The bottom line remained in the red. Infinity posted a net loss of $6.3 million, or $0.28 a share, roughly flat with the per-share loss a year earlier but a sharp reversal from net income of $80.4 million, or $1.32 a share, in the fourth quarter. Capital expenditures totaled $122.6 million in the quarter, including $111.5 million for development and $11.1 million for land, compared with $52.9 million in development spending in the fourth quarter.

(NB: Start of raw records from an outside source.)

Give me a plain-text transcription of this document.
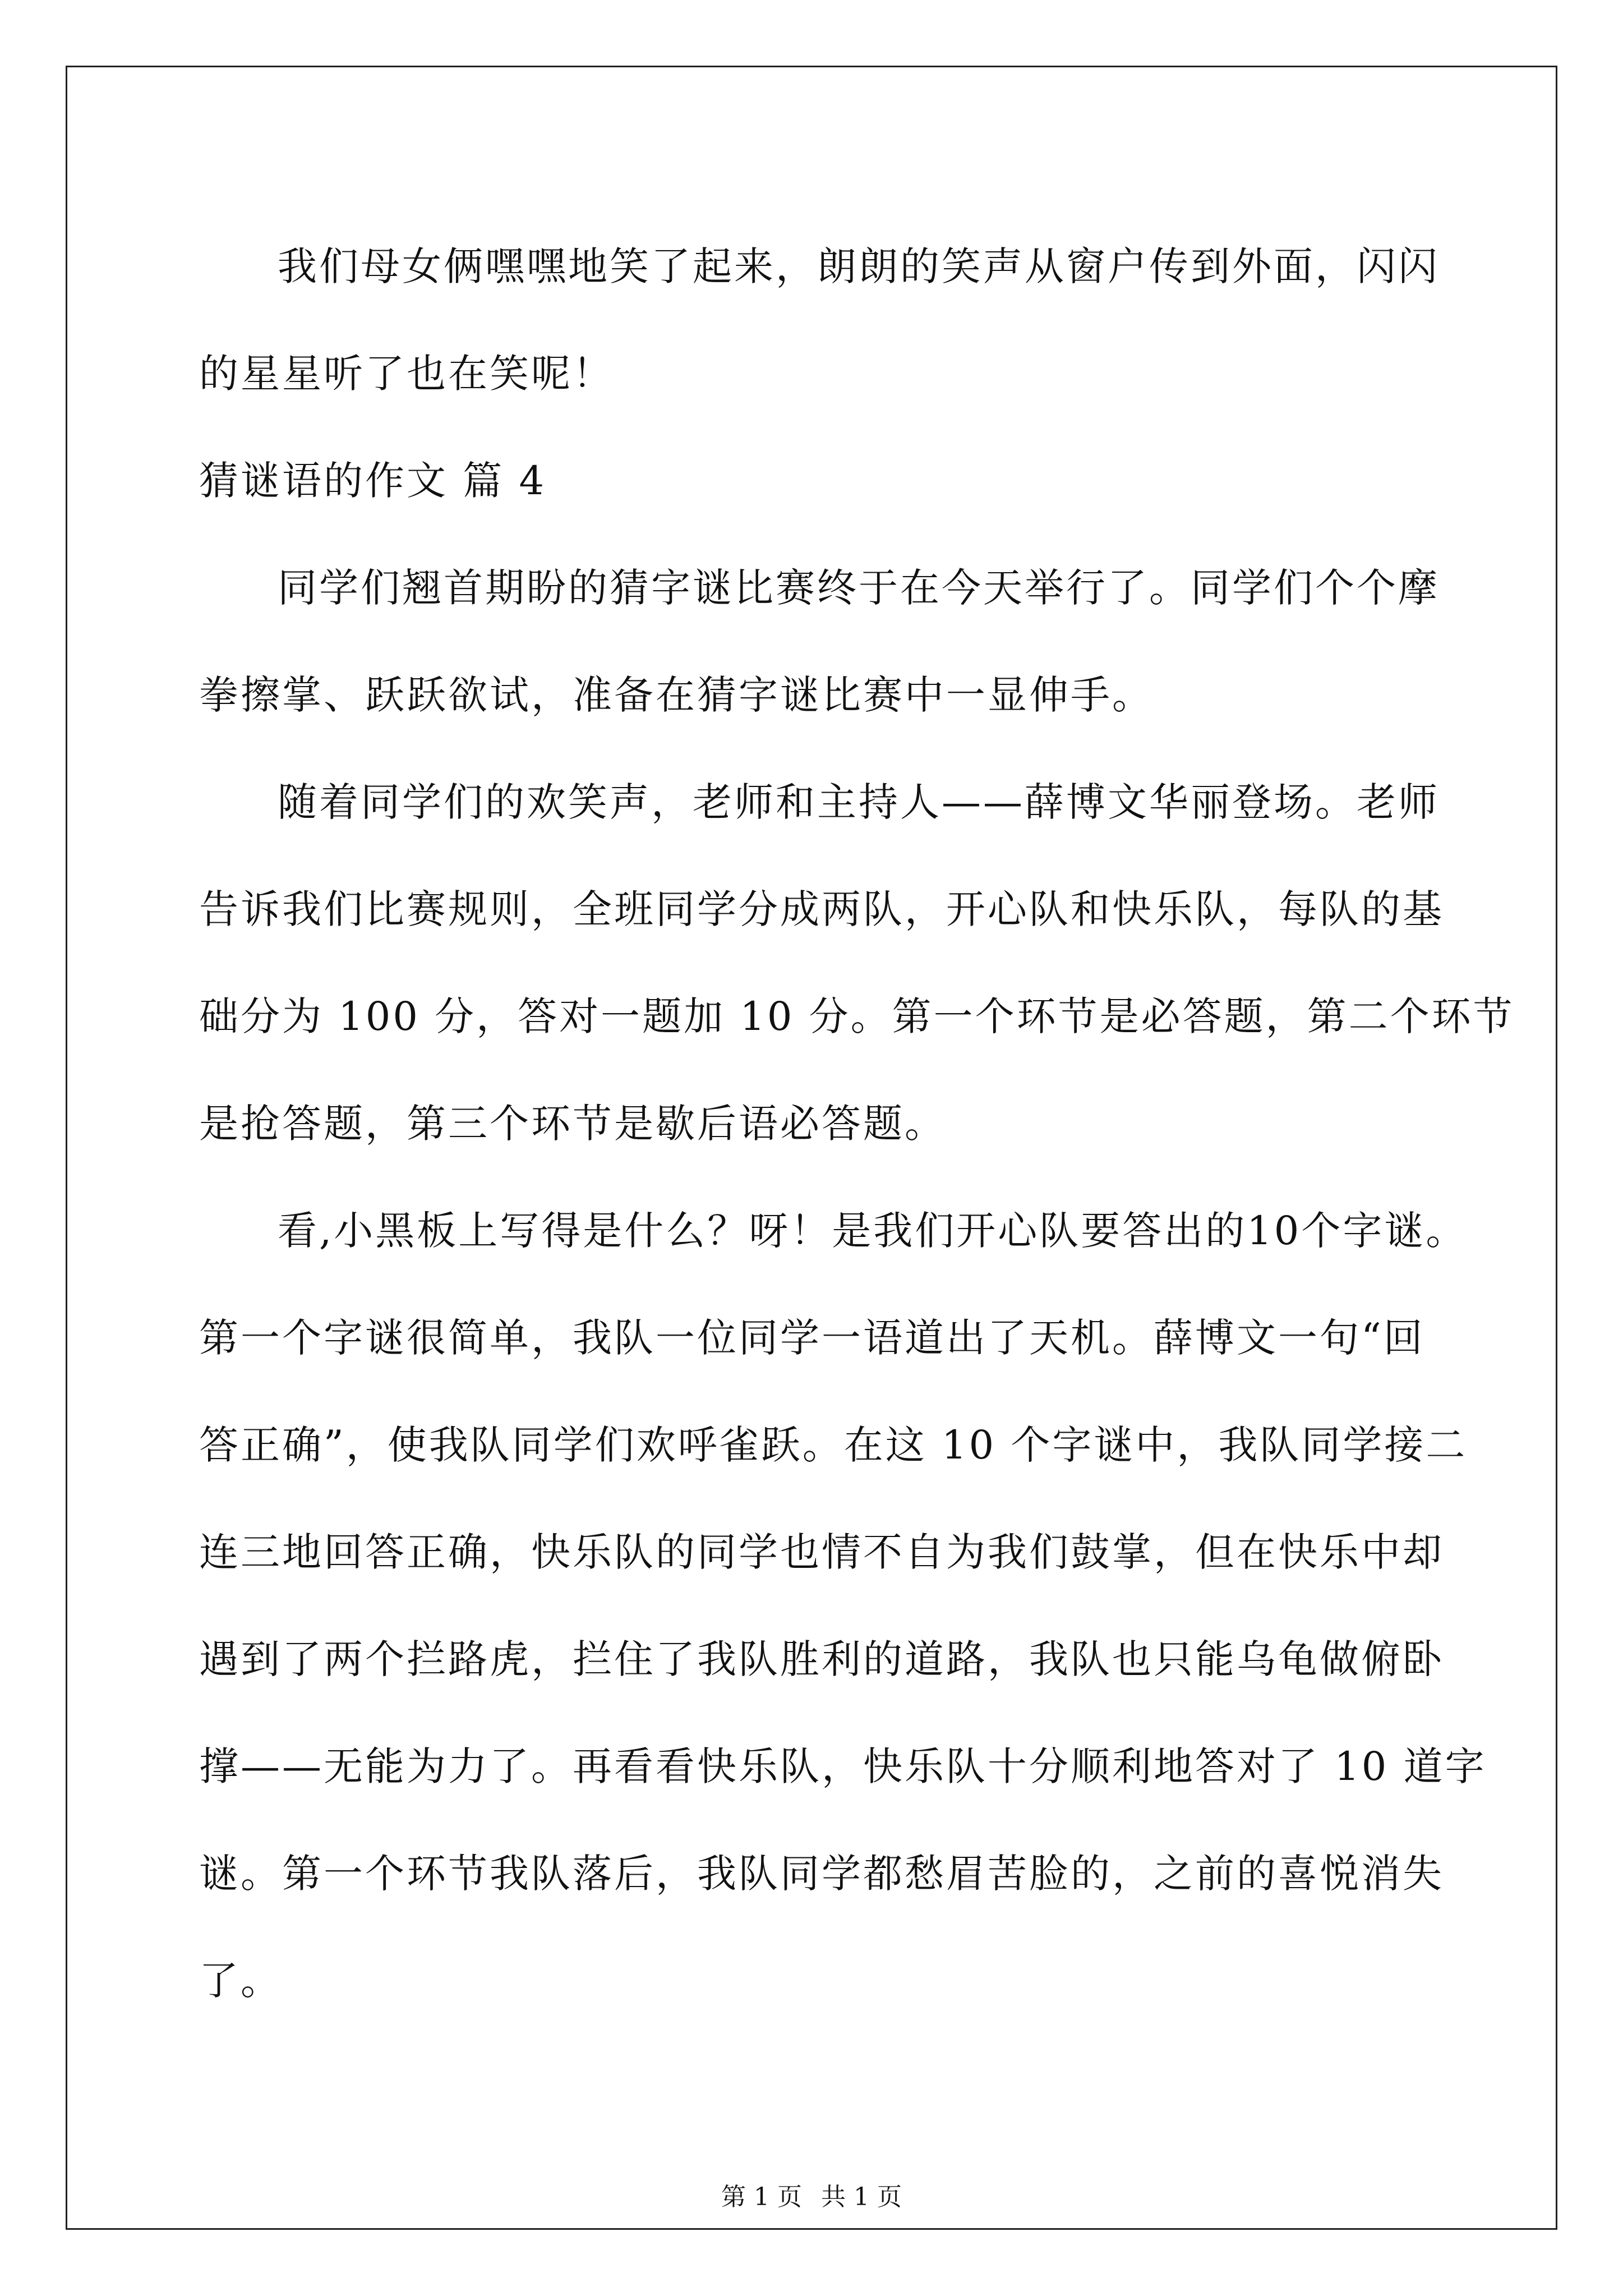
我们母女俩嘿嘿地笑了起来，朗朗的笑声从窗户传到外面，闪闪
的星星听了也在笑呢！

猜谜语的作文 篇 4

同学们翘首期盼的猜字谜比赛终于在今天举行了。同学们个个摩
拳擦掌、跃跃欲试，准备在猜字谜比赛中一显伸手。

随着同学们的欢笑声，老师和主持人——薛博文华丽登场。老师
告诉我们比赛规则，全班同学分成两队，开心队和快乐队，每队的基
础分为 100 分，答对一题加 10 分。第一个环节是必答题，第二个环节
是抢答题，第三个环节是歇后语必答题。

看,小黑板上写得是什么？呀！是我们开心队要答出的10个字谜。
第一个字谜很简单，我队一位同学一语道出了天机。薛博文一句“回
答正确”，使我队同学们欢呼雀跃。在这 10 个字谜中，我队同学接二
连三地回答正确，快乐队的同学也情不自为我们鼓掌，但在快乐中却
遇到了两个拦路虎，拦住了我队胜利的道路，我队也只能乌龟做俯卧
撑——无能为力了。再看看快乐队，快乐队十分顺利地答对了 10 道字
谜。第一个环节我队落后，我队同学都愁眉苦脸的，之前的喜悦消失
了。

第 1 页 共 1 页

The balance sheet expanded alongside the drilling program. Net debt rose to approximately $477.0 million as of March 31 from $148.0 million at year-end, driven by a $550 million senior notes issuance used to fund the Antero Acquisition. Total liquidity, however, widened to $928.8 million from $226.9 million following the upsized notes offering and credit facility activity. Approximately 75% of natural gas volumes were flowing through the company's owned midstream system at quarter-end, a new disclosure reflecting post-acquisition integration.
Infinity reaffirmed its full-year 2026 guidance, targeting a capital budget of $450 million to $500 million and net production of 345 to 375 MMcfe/d, representing roughly 70% year-over-year growth at the midpoint. The company's share repurchase program had $73.8 million remaining as of March 31, unchanged from year-end, indicating no buyback activity during the quarter. On July 13, Infinity appointed Timothy Dugan, a former chief executive of Olympus Energy and chief operating officer of CNX Resources, to its board of directors.